Option C — Plugin + MCP Server: Full structured integration wrapping govctl CLI as MCP tools. Richest agent experience but doubles the API surface. (rejected)
- Pros: Structured tool interface with typed parameters, Richer error handling
- Cons: Two interfaces to maintain (CLI + MCP), MCP server is a separate process to manage, Significant new code (~1000+ lines)
- Rejected because: Per ADR-0015, maintaining two interfaces is a maintenance nightmare for marginal parsing convenience. The CLI works. Shell-capable agents invoke it fine. The door remains open if demand materializes.
Option D — Separate repository (govctl-plugin): Independent repo with its own release cycle. (rejected)
- Pros: Independent versioning, Smaller repo for plugin contributors
- Cons: Sync between repos is error-prone, Skills and agents drift from main codebase
- Rejected because: The skills and agents ARE the govctl agent layer.

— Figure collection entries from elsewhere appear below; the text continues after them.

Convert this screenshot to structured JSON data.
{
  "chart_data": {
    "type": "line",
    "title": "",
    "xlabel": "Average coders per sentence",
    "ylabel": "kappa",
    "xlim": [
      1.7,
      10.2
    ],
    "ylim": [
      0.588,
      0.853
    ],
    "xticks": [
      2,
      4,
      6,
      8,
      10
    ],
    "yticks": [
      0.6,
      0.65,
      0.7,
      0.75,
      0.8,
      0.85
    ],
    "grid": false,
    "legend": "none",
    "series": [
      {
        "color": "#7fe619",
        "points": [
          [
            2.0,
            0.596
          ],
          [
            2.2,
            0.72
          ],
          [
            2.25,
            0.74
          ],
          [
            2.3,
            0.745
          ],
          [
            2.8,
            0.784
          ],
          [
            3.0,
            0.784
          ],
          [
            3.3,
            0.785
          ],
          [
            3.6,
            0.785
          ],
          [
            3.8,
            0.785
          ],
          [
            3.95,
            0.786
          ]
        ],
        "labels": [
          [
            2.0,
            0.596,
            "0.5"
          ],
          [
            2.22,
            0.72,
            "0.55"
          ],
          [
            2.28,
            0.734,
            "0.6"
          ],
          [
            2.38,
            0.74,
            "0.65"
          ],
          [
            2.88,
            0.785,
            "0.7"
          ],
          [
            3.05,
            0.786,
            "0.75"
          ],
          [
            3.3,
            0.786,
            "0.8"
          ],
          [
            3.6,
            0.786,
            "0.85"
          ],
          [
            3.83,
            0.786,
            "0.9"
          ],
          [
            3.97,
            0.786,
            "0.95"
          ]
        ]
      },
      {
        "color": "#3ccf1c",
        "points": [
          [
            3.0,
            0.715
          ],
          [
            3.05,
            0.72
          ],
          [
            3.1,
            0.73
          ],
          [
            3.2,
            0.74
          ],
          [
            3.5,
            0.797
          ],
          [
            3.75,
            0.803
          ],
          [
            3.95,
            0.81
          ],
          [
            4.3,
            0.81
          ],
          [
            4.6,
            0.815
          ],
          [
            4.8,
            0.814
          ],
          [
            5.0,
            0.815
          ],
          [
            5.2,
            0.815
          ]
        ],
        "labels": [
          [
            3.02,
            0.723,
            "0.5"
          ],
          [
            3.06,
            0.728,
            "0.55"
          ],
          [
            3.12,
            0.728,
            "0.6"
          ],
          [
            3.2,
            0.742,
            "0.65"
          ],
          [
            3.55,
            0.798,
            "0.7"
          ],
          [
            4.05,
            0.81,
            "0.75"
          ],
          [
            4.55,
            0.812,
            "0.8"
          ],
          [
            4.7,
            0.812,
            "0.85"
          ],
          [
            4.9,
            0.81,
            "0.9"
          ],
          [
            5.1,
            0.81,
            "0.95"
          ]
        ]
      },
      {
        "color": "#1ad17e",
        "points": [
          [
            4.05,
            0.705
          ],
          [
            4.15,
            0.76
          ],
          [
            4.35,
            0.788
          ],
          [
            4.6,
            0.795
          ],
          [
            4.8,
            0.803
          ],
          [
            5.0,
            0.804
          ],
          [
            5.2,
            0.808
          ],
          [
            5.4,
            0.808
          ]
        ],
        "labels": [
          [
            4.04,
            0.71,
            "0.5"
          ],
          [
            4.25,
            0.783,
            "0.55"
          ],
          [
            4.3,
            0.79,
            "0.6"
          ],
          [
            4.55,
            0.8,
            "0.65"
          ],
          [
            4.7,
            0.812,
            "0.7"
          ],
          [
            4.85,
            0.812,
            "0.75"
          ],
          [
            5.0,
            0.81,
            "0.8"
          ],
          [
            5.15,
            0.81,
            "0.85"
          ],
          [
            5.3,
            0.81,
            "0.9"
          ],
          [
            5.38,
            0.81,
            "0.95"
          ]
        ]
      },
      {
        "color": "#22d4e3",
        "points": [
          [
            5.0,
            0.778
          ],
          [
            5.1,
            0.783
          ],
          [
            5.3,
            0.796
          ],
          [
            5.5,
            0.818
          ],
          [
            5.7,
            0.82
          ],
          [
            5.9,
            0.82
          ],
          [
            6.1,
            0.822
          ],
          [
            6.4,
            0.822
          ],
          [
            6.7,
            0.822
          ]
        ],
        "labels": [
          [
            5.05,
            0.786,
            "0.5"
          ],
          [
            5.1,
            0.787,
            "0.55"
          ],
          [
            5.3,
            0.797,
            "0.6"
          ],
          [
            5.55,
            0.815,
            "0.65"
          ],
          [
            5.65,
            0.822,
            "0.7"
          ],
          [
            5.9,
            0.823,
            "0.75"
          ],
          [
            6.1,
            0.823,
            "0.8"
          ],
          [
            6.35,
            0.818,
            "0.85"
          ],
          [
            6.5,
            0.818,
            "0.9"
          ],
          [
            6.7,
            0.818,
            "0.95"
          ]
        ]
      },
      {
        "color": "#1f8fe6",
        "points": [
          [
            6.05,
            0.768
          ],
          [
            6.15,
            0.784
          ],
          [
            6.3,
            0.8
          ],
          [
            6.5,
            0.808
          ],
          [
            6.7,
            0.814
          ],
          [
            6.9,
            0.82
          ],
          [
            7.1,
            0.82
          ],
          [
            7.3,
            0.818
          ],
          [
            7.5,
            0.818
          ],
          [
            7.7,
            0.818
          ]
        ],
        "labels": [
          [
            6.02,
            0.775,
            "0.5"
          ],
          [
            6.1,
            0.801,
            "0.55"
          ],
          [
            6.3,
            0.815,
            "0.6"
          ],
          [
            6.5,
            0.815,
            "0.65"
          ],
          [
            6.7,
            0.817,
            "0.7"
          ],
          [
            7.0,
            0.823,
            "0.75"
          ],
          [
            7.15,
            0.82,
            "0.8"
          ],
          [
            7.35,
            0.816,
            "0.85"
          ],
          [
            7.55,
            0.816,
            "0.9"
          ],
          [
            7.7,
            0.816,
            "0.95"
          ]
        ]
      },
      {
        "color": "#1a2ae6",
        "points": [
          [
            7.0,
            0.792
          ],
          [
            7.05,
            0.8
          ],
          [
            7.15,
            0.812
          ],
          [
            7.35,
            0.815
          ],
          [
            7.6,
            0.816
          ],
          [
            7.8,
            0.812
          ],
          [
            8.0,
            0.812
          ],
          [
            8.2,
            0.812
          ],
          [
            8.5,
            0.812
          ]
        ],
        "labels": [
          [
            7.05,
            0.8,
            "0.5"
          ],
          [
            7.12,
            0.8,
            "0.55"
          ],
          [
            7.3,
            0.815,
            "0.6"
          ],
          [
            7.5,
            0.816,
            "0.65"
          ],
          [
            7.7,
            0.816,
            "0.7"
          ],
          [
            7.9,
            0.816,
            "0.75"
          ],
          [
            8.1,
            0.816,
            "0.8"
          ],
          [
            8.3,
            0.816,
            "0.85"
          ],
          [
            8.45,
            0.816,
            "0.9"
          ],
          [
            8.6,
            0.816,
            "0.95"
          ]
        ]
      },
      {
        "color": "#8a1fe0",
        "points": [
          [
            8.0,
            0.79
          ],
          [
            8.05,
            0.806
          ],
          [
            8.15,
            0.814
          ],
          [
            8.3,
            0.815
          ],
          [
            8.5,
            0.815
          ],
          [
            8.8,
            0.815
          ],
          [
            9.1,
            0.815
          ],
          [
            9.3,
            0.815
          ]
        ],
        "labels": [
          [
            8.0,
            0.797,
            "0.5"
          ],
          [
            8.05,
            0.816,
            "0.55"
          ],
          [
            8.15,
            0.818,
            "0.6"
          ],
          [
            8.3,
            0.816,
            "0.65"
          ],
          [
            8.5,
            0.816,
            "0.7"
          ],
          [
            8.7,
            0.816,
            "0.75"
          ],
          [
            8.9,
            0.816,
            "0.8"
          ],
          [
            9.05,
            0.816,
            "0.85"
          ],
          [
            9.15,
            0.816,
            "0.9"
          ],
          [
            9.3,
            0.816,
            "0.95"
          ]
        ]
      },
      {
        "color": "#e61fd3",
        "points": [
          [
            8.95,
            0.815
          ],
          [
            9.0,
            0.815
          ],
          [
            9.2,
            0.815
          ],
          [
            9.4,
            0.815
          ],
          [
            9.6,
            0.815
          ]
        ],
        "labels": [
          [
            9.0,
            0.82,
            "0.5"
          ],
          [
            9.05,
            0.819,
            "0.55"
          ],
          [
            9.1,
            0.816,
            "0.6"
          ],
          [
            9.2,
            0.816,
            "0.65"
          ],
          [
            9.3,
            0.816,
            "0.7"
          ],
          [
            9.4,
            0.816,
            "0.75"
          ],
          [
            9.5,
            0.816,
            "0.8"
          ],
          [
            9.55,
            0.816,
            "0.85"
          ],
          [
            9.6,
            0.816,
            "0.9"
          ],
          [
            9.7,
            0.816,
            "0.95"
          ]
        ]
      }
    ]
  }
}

Splitting them into a separate repo creates a sync problem that doesn’t need to exist.
Separate plugin/ directory with symlinks or copied files: Duplicates .claude/ content or requires symlinks and build steps. Creates a maintenance burden solving a problem that doesn’t need to exist — .claude/ already IS the plugin structure. (rejected)
- Cons: File duplication or symlink fragility, Requires build/sync step, Extra directory to maintain
- Rejected because: The .claude/ directory already has the exact structure a Claude Code plugin expects (skills/, agents/). Adding a second directory is solving a problem that doesn’t exist.